Once your business is turning a profit, utilise the surplus to create a business emergency fund to protect against cash flow constraints or other unexpected events that may arise. This should cover at least three to six months operational expenses.
3.Keep investing towards your retirement
“You may need to put some of your own capital into your business at first, but avoid investing all your savings into your business – you may have a great idea, but many start-ups fail,” cautions Mti.
If you do not have enough equity to fund your business operations initially, you could look at taking out a business loan instead.
“Remember that you will also need to keep saving towards your other financial goals such as retirement, even once your business has taken off. Avoid looking at your business as your retirement plan, because if you are not able to eventually sell the business as you expect, you could land up with an underfunded retirement.”
4. Get creative in managing your cash flow
Managing cash flow can be one of the biggest challenges for small start-ups, but there are a number of ways that you can work around any liquidity constraints.
One of the simplest options is to apply for an overdraft facility on your business bank account, which would enable you to keep covering your expenses while you await payment. Be wary of spending too much on credit, however, and check that you understand the additional banking charges or fees that may apply.
“Other options could include offering a discount for early payments, or asking for a 50% deposit before beginning the work and the remainder to be paid on delivery.”
5. Invest in financial protection
“As a breadwinner, you need to ensure that you have sufficient insurance cover in place should anything happen to you, especially if you have a family or dependents. This will include disability, critical illness and life cover,” emphasises Mti.
“As a business owner, you will also need to consider short-term insurance on your home and vehicle, as well as business assurance such as key man assurance or business overheads cover to help cover business expenses should something happen to you or a key employee.”

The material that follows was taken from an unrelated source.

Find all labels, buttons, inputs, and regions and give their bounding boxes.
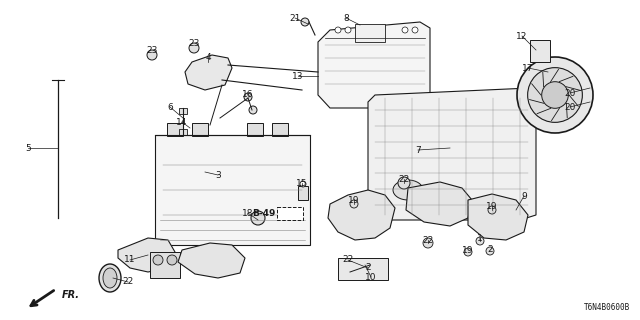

“If you have a business partner, you should also discuss putting a buy and sell policy in place to ensure that you are able to buy each other’s share of the business out should something happen to either of you to prevent any future conflicts.”
A member of the Peregrine Group, Citadel Investment Services Proprietary Limited is licensed as a financial services provider in terms of the Financial Advisory and Intermediary Services Act, 2002.
Kindly note that this article does not constitute financial advice. All information and opinions provided are of a general nature and are not intended to address the circumstances of any individual.